Multiple State Attorneys General Are Investigating OpenAI Over Child Safety and Corporate Structure

A coalition of state attorneys general is investigating OpenAI on two related fronts: whether its platforms harm minors and whether its corporate restructuring followed proper governance rules, according to reporting from June 2026.
The scrutiny has been building steadily. In August 2025, Arizona AG Kris Mayes joined a bipartisan group of 44 state attorneys general in formally warning major AI companies that they were using predatory design practices—features intentionally engineered to be addictive or manipulative—that affected children. The same month, California AG Rob Bonta and Delaware AG Kathy Jennings sent a separate letter directly to OpenAI warning of potential harm to minors, signaling that enforcement action could follow if the company did not address the issue.
Two Separate but Connected Investigations
The child safety investigation and the corporate governance investigation have run side-by-side, sometimes overlapping.
On the governance side: OpenAI was originally structured as a nonprofit organization, which meant it held charitable assets under the oversight of state regulators. When the company began moving toward a different structure as a public-benefit corporation, this triggered review by attorneys general in states with jurisdiction over those assets. In October 2025, California's Bonta issued a statement on OpenAI's restructuring plan. The same day, Delaware's Jennings announced she had completed her office's review, saying it had secured structural reforms and safety commitments from OpenAI. Delaware is significant here because OpenAI's nonprofit was incorporated there, giving the state unusual legal authority in the matter.
The child safety investigation moved in a less adversarial direction in late 2025. North Carolina AGs Jeff Jackson and Derek Brown launched a bipartisan national task force on AI in November 2025, with OpenAI and Microsoft participating directly. This was more collaborative than a formal probe, though the two can coexist.
That collaborative approach produced a tangible result. In April 2026, OpenAI released a Child Safety Blueprint that was co-developed with Jackson and Brown, who co-chair the Attorney General Alliance Artificial Intelligence Task Force. The document outlines how OpenAI says it will protect minors across its products and services. The fact that state attorneys general co-authored this document matters—it gives OpenAI political credibility while giving the participating AGs a concrete result to show their constituents.
How State Attorneys General Wield Power
State attorneys general have legal tools available for cases like this. They can pursue cases under consumer protection laws, charitable trust laws (relevant when nonprofit assets are at stake), and increasingly under state-level laws designed to protect children online. These laws are modeled on a federal rule called COPPA, but with broader enforcement power. The 44-state warning letter likely invoked several of these legal frameworks at once—a standard approach to maximize the jurisdictional reach.

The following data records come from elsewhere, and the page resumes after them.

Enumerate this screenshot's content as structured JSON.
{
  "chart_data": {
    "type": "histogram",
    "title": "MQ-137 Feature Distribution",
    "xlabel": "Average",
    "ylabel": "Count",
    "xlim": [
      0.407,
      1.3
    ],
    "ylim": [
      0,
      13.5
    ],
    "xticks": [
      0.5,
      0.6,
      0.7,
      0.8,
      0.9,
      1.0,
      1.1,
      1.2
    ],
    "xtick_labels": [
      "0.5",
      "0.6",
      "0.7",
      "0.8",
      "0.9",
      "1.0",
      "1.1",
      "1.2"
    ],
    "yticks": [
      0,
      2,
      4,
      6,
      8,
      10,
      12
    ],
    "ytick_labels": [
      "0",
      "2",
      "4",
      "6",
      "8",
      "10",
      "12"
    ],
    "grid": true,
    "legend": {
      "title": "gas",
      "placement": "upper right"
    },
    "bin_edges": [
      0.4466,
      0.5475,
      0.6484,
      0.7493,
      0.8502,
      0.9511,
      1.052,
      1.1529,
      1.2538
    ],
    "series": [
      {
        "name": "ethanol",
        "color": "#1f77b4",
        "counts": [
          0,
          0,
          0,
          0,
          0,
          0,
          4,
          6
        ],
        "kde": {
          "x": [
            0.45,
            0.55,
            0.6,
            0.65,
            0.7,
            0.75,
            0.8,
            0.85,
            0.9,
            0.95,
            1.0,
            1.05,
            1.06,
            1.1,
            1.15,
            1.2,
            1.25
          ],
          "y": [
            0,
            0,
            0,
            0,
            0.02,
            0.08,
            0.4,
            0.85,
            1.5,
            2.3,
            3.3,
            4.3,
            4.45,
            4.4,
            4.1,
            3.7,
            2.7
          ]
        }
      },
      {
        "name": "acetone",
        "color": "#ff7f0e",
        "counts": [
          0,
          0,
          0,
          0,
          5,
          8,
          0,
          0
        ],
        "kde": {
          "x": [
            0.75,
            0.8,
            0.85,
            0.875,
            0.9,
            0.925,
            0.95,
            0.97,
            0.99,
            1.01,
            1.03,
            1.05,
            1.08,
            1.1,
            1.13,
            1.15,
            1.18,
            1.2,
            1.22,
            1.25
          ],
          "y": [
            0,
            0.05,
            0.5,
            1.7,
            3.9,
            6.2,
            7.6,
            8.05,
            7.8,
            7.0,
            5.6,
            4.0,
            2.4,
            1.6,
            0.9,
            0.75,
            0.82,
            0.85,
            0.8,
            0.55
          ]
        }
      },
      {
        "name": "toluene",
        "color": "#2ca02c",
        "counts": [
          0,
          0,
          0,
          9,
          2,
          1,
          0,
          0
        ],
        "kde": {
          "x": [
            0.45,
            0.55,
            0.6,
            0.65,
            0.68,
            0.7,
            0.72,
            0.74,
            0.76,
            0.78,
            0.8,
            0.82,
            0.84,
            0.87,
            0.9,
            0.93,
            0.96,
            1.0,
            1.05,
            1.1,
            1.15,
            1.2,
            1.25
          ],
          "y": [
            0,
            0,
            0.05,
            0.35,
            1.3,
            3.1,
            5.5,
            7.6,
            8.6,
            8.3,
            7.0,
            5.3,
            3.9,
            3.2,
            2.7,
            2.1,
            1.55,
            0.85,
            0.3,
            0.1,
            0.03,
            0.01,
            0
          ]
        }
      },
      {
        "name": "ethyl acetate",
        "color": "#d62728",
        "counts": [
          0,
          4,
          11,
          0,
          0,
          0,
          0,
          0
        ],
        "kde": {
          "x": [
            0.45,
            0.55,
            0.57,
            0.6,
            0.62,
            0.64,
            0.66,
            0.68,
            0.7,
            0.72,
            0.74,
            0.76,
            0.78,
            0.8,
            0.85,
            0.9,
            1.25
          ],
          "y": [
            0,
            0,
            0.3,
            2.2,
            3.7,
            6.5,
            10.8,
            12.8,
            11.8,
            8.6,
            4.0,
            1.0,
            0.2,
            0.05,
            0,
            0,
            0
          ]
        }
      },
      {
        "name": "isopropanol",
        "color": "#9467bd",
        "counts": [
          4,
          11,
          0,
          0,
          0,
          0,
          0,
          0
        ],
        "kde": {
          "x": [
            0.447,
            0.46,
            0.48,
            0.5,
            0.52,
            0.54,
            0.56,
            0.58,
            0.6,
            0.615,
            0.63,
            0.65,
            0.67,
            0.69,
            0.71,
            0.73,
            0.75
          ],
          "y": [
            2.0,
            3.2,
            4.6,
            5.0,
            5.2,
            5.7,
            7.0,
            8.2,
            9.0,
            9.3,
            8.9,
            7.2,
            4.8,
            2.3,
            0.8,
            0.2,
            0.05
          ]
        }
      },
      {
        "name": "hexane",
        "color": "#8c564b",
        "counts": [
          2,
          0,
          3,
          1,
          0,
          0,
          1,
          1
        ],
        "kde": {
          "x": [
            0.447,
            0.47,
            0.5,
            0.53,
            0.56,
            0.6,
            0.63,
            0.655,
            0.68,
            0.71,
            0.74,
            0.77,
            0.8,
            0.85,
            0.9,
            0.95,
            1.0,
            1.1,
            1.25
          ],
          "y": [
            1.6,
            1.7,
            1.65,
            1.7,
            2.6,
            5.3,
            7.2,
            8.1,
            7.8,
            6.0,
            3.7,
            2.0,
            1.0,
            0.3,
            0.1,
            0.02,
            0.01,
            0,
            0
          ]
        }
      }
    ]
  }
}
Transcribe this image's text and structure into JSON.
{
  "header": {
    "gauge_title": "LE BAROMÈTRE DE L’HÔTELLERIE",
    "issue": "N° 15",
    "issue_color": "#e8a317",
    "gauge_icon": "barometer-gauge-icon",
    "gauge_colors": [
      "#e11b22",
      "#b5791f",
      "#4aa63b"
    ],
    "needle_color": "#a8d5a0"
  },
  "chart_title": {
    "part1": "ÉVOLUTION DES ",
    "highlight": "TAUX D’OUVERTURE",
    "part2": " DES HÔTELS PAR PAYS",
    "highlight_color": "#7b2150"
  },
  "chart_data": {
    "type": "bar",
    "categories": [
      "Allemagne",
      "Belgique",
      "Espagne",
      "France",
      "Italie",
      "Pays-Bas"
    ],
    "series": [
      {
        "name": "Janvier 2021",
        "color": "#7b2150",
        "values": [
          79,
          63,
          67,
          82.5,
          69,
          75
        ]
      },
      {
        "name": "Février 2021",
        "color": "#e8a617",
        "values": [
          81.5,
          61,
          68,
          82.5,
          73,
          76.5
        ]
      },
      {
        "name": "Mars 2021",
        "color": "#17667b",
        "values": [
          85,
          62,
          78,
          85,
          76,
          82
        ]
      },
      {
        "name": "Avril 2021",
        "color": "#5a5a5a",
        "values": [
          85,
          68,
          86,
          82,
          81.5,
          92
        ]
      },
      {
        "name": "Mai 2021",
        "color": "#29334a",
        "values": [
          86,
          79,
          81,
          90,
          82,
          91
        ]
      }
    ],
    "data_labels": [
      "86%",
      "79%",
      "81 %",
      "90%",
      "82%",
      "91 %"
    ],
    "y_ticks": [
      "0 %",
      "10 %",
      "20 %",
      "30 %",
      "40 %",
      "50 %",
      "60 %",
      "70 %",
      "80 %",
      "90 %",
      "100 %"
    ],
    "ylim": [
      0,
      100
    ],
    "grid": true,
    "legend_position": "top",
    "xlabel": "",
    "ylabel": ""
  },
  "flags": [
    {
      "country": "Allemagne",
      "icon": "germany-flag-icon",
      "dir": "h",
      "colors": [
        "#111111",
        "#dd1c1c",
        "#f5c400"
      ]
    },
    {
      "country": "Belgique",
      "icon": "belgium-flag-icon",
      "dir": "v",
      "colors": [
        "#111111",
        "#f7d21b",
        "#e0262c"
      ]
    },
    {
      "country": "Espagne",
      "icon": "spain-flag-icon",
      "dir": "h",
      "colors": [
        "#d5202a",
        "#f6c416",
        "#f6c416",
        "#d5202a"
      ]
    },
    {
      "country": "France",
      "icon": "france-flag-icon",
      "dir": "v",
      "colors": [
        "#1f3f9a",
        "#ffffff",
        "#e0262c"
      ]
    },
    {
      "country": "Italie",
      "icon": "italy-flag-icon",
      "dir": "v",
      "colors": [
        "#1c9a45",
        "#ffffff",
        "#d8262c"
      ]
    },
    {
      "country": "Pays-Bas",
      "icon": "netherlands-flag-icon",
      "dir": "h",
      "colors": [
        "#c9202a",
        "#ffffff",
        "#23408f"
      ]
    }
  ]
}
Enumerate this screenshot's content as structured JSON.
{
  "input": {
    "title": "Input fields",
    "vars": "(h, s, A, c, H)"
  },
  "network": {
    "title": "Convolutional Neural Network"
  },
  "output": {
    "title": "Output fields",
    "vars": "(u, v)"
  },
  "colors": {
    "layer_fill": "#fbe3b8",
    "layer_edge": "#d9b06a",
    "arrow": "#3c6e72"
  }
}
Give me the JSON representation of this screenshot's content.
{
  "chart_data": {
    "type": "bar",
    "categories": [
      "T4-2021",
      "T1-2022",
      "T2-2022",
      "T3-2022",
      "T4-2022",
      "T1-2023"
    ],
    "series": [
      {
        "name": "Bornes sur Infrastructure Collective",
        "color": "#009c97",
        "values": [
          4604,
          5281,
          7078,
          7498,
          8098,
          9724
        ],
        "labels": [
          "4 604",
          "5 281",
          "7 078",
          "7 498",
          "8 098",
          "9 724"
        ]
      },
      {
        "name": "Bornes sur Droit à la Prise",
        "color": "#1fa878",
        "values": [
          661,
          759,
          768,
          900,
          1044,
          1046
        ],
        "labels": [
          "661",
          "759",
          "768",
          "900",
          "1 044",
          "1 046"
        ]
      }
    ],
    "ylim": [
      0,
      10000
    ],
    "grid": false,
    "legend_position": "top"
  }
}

OpenAI has also published an internal policy, dated January 2026, that explicitly protects employees who report concerns or cooperate with investigations from retaliation. That policy now sits in the background of this multi-state investigation, meaning any case of an employee being pressured would carry additional legal risk for the company.
The broader pattern here is instructive. This is not simply one regulator going after a high-profile company. Forty-four states sending a coordinated warning letter, two attorneys general reviewing a multibillion-dollar restructuring, and a bipartisan task force producing a jointly-branded document on safety—all of this shows a regulatory system that mixes skepticism with negotiation. The attorneys general are investigating OpenAI while also keeping channels open for the company to comply and address concerns.
OpenAI's response strategy has been to engage rather than resist. The company co-authored the child safety blueprint alongside the same regulators investigating it. It allowed Delaware to review its restructuring in exchange for approval. It participated in the North Carolina-led task force. Whether this reflects genuine agreement with regulators or a deliberate effort to shape oversight before federal rules arrive is a fair question. The answer will likely become clearer as the current investigations proceed.
As of mid-June 2026, the investigations remain open. No enforcement actions or formal conclusions have been announced.